L’Afrique réelle contre les chimères : Quand les Africains se colonisaient

Bernard Lugan n’est pas de ceux qui sacrifient la vérité historique sur l’autel du politiquement correct. Grand connaisseur du continent noir, auteur d’une œuvre monumentale et pourfendeur infatigable des idées reçues, l’historien revient avec un ouvrage qui remet, une fois de plus, les pendules à l’heure : Quand les Africains colonisaient l’Afrique.

Une érudition au service de la vérité

Point n’est besoin de présenter Bernard Lugan. Sa connaissance intime des terroirs et des lignages africains lui permet de brosser une fresque qui balaie les mythes d’une Afrique précoloniale édénique. Loin des clichés rousseauistes, l’auteur nous rappelle avec une érudition implacable que l’Afrique, bien avant l’arrivée du premier casque colonial européen, était une terre de bruits et de fureur.
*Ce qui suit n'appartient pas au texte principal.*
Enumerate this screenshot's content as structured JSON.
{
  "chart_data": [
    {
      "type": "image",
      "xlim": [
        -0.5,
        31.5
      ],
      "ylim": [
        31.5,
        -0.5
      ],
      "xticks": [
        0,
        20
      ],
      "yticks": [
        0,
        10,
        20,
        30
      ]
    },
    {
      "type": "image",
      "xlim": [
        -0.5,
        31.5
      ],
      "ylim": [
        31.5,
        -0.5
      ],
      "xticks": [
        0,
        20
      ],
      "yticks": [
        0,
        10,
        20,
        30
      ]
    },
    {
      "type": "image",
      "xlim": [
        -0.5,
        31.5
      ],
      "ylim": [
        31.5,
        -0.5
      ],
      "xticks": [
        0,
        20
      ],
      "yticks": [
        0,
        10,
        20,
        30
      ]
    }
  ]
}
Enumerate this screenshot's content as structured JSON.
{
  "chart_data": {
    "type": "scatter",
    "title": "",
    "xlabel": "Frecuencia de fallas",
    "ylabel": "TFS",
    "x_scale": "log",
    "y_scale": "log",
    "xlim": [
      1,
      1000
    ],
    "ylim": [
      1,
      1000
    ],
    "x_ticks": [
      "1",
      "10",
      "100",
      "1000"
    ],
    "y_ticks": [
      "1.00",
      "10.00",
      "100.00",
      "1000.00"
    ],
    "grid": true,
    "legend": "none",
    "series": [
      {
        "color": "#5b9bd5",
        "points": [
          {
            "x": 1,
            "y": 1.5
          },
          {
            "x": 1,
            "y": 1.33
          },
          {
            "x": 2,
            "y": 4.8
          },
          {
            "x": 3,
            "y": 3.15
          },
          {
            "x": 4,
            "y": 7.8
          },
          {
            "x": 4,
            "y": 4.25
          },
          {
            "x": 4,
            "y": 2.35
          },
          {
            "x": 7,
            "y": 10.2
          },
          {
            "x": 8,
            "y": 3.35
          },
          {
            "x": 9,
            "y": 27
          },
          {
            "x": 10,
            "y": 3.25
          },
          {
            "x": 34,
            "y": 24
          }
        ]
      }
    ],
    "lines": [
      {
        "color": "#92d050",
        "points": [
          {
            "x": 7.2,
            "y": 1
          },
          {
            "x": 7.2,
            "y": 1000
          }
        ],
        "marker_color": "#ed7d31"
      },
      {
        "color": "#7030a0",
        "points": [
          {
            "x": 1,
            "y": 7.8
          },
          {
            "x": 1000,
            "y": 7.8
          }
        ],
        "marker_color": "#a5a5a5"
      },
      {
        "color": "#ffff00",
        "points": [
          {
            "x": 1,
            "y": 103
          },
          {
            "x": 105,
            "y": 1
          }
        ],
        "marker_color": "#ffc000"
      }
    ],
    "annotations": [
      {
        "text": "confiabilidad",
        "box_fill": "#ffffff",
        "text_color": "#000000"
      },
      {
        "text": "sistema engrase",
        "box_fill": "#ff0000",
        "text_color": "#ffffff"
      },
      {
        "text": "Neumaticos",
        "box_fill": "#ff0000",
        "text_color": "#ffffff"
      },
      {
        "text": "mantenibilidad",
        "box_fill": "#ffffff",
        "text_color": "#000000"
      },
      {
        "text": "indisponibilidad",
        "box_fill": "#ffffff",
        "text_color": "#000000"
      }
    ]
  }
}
Une terre de conquêtes et de fers

Du nord arabo-berbère jusqu’à la pointe australe, d’ouest en est, l’histoire du continent est celle d’un mouvement perpétuel de conquêtes. Bernard Lugan détaille la mise en place de ces grands empires, souvent aussi puissants qu’éphémères, nés du sang et de la domination.

Le constat est sans appel : l’esclavage et la traite étaient des réalités structurelles des sociétés africaines. L’Afrique précoloniale n’était pas un espace de paix romantique, mais un champ de bataille permanent où les ethnies dominantes asservissaient les plus faibles.

A titre d’exemple, on peut considérer l’Empire Toucouleur d’El Hadj Omar (Afrique de l’Ouest). Ce conquérant mystique a lancé une immense jihad au milieu du XIXe siècle. À la tête de ses troupes, il a soumis des populations entières (Bambaras, Malinkés), imposant sa structure politique et religieuse. Lugan montre bien que lorsque les Français progressent vers le Soudan (l’actuel Mali), ils se heurtent à cet empire en pleine expansion coloniale.

Le paradoxe colonial

L’un des points forts de l’ouvrage est de souligner ce que l’historiographie officielle occulte trop souvent : c’est l’intervention européenne qui, en fixant les frontières et en imposant la Pax Gallica ou Britannica, a mis un terme aux traites inter-africaines et aux conflits séculaires entre populations noires.

L’outil cartographique : la signature Lugan

Comme à son habitude, l’auteur ne nous laisse pas seuls face au texte. L’ouvrage est enrichi de deux cahiers de cartes en couleurs d’une clarté exemplaire. Chez Lugan, la géographie est la clé de l’histoire ; ces cartes permettent de visualiser instantanément les flux de migration, les zones de friction et l’étendue des empires disparus.

Un bémol sur la forme

Si le fond est passionnant, on pourra regretter une certaine fragmentation dans la structure. L’ouvrage semble être une compilation de textes issus de sa newsletter mensuelle, L’Afrique Réelle. Il en résulte parfois un léger manque de liant entre les chapitres, donnant l’impression d’une suite de chroniques plutôt que d’un récit fluide.

Malgré ce léger défaut de construction, l’intérêt est certain pour quiconque veut se remettre les idées à l’endroit. Lugan ne cherche pas à plaire, il cherche à expliquer. Un ouvrage indispensable pour découvrir ou redécouvrir la complexité tragique de l’histoire africaine.

Quand les Africains colonisaient l’Afrique. Bernard Lugan. Aux éditions du Rocher en février 2026. 240 pages avec deux cahiers de cartes couleurs hors-texte, notes, bibliographie, un in index des peuples et des tribus et un index de noms de personnes.